Latinos are moving away from the Democratic Party to the GOP, stated DeMaio at the recent Modesto Junior College gathering. That shift led to Trump winning five counties in 2024 which he didn’t win in 2022; and Republicans winning four seats in the state Assembly.
He continued to blast away at the state Republican Party, calling it ineffective.
“In the last election, the Republican Party spent $8 million on four assembly seats and ran the lousy campaigns and lost all four of those seats. Again, they are losers when it comes to how they run campaigns and they have campaign consultants who grift, they take most of the money, they pocket it. They are funded to fail.”
Reform California, on the other hand, backed two successful Latino candidates Jeff Gonzalez and Leticia Castillo in two Southern California state Assembly races which the state party wrote off because “the Democrats double-digit advantage on registration.”
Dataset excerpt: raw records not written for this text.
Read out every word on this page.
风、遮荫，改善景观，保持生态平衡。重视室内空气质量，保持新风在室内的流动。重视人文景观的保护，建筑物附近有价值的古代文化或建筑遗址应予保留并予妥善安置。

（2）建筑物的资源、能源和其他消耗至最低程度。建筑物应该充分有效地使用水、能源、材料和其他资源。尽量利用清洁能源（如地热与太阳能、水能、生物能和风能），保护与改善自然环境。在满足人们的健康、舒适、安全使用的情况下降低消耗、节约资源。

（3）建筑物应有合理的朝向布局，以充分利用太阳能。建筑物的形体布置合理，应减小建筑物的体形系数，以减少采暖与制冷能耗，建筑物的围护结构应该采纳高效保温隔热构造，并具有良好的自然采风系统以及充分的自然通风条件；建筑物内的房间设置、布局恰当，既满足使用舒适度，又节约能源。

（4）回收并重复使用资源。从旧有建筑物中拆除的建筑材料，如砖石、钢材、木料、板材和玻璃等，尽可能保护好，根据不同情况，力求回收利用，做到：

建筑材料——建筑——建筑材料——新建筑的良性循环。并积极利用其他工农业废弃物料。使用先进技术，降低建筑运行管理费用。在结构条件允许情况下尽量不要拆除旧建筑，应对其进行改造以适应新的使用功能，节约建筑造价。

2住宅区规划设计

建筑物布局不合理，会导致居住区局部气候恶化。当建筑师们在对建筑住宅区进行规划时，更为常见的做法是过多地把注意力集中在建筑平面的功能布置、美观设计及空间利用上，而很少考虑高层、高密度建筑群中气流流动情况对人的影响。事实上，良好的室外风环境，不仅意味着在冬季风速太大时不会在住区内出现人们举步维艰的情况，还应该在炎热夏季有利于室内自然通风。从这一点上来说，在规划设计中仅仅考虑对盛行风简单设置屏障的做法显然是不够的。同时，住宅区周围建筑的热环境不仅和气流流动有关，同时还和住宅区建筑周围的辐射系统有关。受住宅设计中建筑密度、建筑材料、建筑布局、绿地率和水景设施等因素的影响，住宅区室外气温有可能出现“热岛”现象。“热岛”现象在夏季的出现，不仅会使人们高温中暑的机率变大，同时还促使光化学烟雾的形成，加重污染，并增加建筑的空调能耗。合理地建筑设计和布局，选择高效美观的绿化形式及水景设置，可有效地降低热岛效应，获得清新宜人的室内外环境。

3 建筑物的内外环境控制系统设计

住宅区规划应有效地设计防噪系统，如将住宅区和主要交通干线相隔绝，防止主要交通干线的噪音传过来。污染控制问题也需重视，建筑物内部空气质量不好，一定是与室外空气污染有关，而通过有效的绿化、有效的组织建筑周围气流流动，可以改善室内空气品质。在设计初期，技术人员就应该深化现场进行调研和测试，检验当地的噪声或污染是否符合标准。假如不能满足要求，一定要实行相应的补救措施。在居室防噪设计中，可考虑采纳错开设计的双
“The Democrats spent a million dollars for their candidates in seats. We only spent $70,000. Our candidates split both seats.”
He said that while a number of Latinos may still be registered Democrats “they’re voting common sense – they understand the price of gas, the price of milk and butter and the fact that their schools are failing.”
DeMaio suggested Democrats are out of step with Californians in their attitudes toward crime.
“Take Prop 36 in the last election. Democrats killed it six years in a row. They said it was controversial. What? Make crime illegal again? That’s really controversial.”
Prop 36 ended up passing with 68.7 percent voter approval.
DeMaio gleefully noted that Democrats spent millions of dollars recruit registered Democrat voters statewide, only to realize a net gain of 191 between Feb. 1 and Oct. 5. By contrast, the GOP spent nothing and gained 50,000 new voters.
“There’s a hunger for change but we’re not seeing it move the needle on seats rapidly enough for our satisfaction.”
As a newcomer to the state Assembly, DeMaio said California’s biggest problem is the “wretchedly corrupt system of government.”
“Money is the root of the corruption.”
He noted that special interest groups doled out $70,000 in free gifts last year, including trips to Maui, Kentucky derby and steak dinners. Legislators are given fat campaign contributions in exchange for votes, he said, while those who buck the special interests are threatened with support for opponents to “take them out.”
DeMaio’s organization was among the promoters of the recent No on 50 special election. California voters passed Prop. 50 on Nov. 4 which allows Democrats to control redistricting in the state and result in five fewer GOP members of Congress.
Opponents are suing to overturn 50, saying it violates the California Voters Rights Act intended to carve districts that take into consideration minority voters.